Sweden: the new EU Presidency
On July 1st, Sweden took over the European Union’s six-month rotating presidency from the Czech Republic. With the newly elected European Parliament due to begin its work imminently and a new Commission to be appointed, combined with a backdrop of Europe’s battle with economic recession and the EU’s uncertain institutional future, the Swedish motto of “taking on the challenge” could hardly be more apt.
In their six-month run, from July through December, the Swedish Presidency of the Council of the European Union will focus on climate change, the financial crisis and EU institutional structure.
With the Copenhagen UN conference on climate change in December, one of the presidency’s key priorities is to push for a new global agreement.
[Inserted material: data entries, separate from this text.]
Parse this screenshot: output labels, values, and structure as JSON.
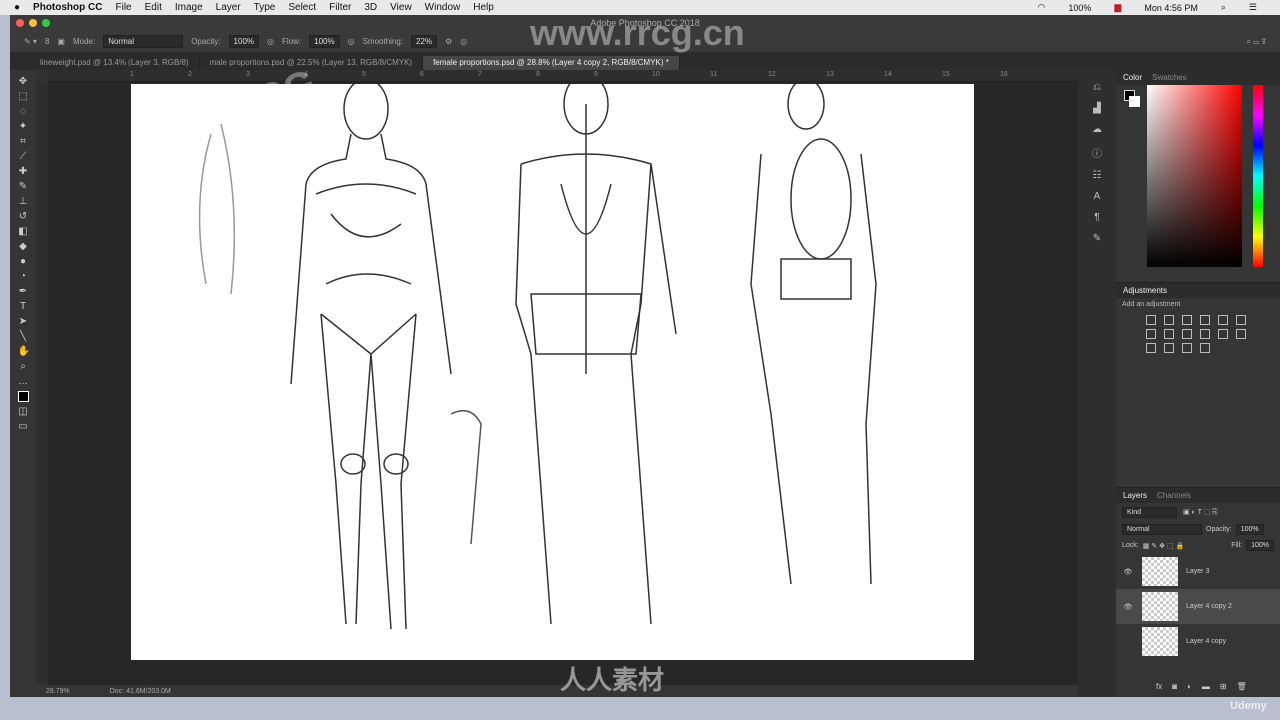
{
  "menubar": {
    "app": "Photoshop CC",
    "items": [
      "File",
      "Edit",
      "Image",
      "Layer",
      "Type",
      "Select",
      "Filter",
      "3D",
      "View",
      "Window",
      "Help"
    ],
    "battery": "100%",
    "clock": "Mon 4:56 PM"
  },
  "window": {
    "title": "Adobe Photoshop CC 2018"
  },
  "options": {
    "mode_label": "Mode:",
    "mode": "Normal",
    "opacity_label": "Opacity:",
    "opacity": "100%",
    "flow_label": "Flow:",
    "flow": "100%",
    "smoothing_label": "Smoothing:",
    "smoothing": "22%",
    "brush_size": "8"
  },
  "tabs": [
    {
      "label": "lineweight.psd @ 13.4% (Layer 3, RGB/8)"
    },
    {
      "label": "male proportions.psd @ 22.5% (Layer 13, RGB/8/CMYK)"
    },
    {
      "label": "female proportions.psd @ 28.8% (Layer 4 copy 2, RGB/8/CMYK) *"
    }
  ],
  "ruler": [
    "1",
    "2",
    "3",
    "4",
    "5",
    "6",
    "7",
    "8",
    "9",
    "10",
    "11",
    "12",
    "13",
    "14",
    "15",
    "16"
  ],
  "status": {
    "zoom": "28.79%",
    "doc": "Doc: 41.6M/203.0M"
  },
  "color_panel": {
    "tabs": [
      "Color",
      "Swatches"
    ]
  },
  "adjustments": {
    "title": "Adjustments",
    "subtitle": "Add an adjustment"
  },
  "layers_panel": {
    "tabs": [
      "Layers",
      "Channels"
    ],
    "filter": "Kind",
    "blend": "Normal",
    "opacity_label": "Opacity:",
    "opacity": "100%",
    "lock_label": "Lock:",
    "fill_label": "Fill:",
    "fill": "100%",
    "layers": [
      {
        "name": "Layer 3",
        "visible": true,
        "selected": false
      },
      {
        "name": "Layer 4 copy 2",
        "visible": true,
        "selected": true
      },
      {
        "name": "Layer 4 copy",
        "visible": false,
        "selected": false
      }
    ]
  },
  "watermarks": {
    "site": "www.rrcg.cn",
    "brand": "RRCG",
    "cn": "人人素材",
    "udemy": "Udemy"
  }
}
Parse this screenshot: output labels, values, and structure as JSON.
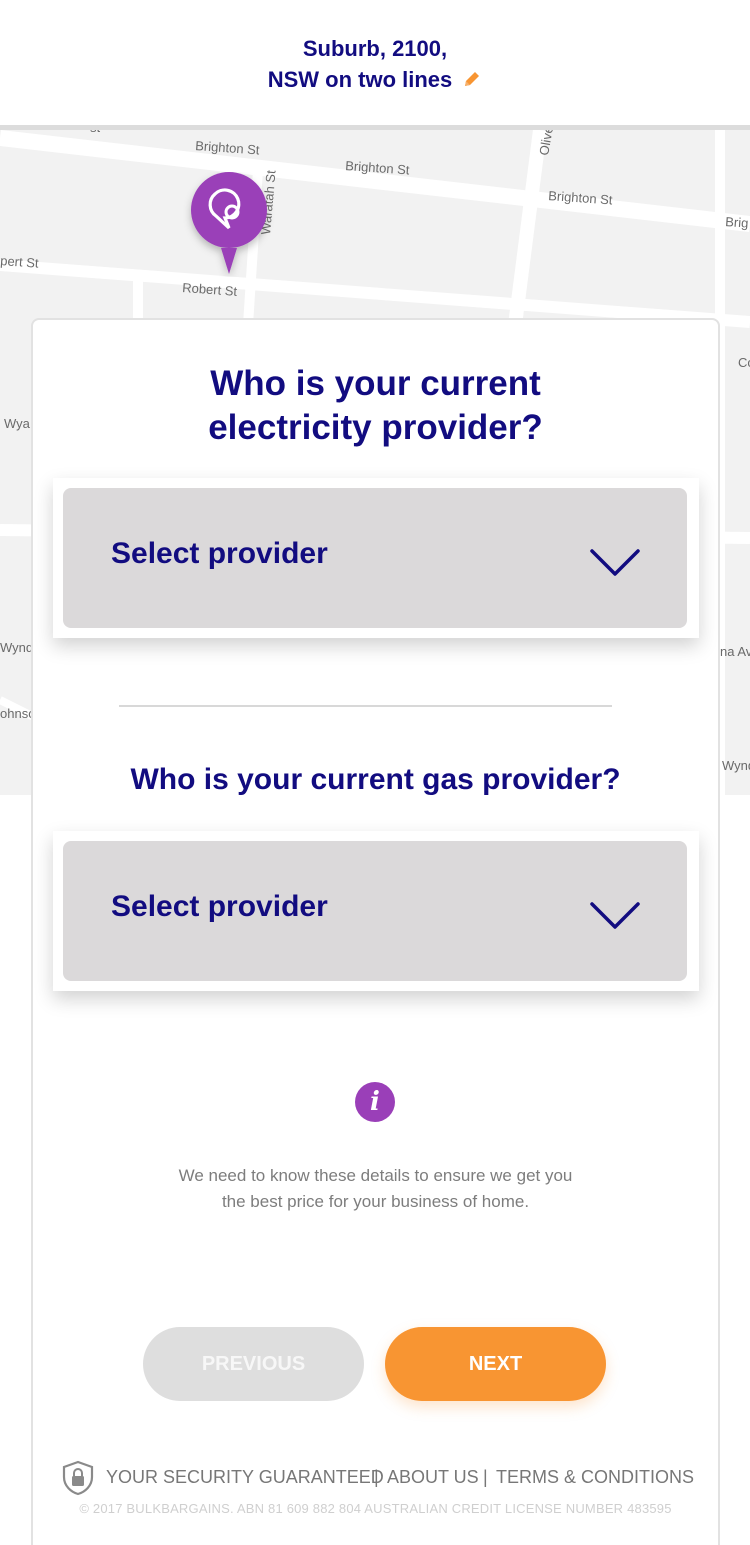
{
  "header": {
    "address_line1": "Suburb, 2100,",
    "address_line2": "NSW on two lines",
    "edit_icon": "pencil-icon"
  },
  "map": {
    "streets": [
      "Brighton St",
      "Brighton St",
      "Brighton St",
      "Brig",
      "Waratah St",
      "Olive",
      "Robert St",
      "pert St",
      "Wya",
      "Wyndo",
      "ohnso",
      "na Av",
      "Wynd",
      "Co",
      "st"
    ],
    "pin_icon": "location-pin-icon"
  },
  "electricity": {
    "question": "Who is your current electricity provider?",
    "question_line1": "Who is your current",
    "question_line2": "electricity provider?",
    "select_label": "Select provider"
  },
  "gas": {
    "question": "Who is your current gas provider?",
    "select_label": "Select provider"
  },
  "info": {
    "icon_glyph": "i",
    "line1": "We need to know these details to ensure we get you",
    "line2": "the best price for your business of home."
  },
  "buttons": {
    "previous": "PREVIOUS",
    "next": "NEXT"
  },
  "footer": {
    "security": "YOUR SECURITY GUARANTEED",
    "about": "ABOUT US",
    "terms": "TERMS & CONDITIONS",
    "separator": "|",
    "copyright": "© 2017 BULKBARGAINS. ABN 81 609 882 804 AUSTRALIAN CREDIT LICENSE NUMBER 483595"
  },
  "colors": {
    "brand_navy": "#120c80",
    "accent_orange": "#f89532",
    "accent_purple": "#9a3fb8",
    "select_bg": "#dbd9da"
  }
}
Sweden is not only pushing for more commitment from the EU in the climate talks, but is calling for more effort on the part of other large economies, such as the US. They also state that more support must be given to developing countries already affected by climate change, while encouraging them to take a development path - taking into consideration the need to reduce greenhouse gas emissions.
They also argue that the EU’s emissions trading scheme, which covers only 40% of greenhouse gas emissions, is not enough to address climate change rapidly and effectively. They call for CO2 taxation – something that Sweden have already embarked upon.
The ambition of the Presidency is to develop cooperation between their different policy areas of the economy and climate change, so that positive economic growth can be combined with reduced burden on the climate and environment. Whilst a run of EU presidency only lasts six months, this can be enough to set the agenda for change. We hope that the focus on climate change now, will help the EU push harder for a global agreement at Copenhagen and beyond.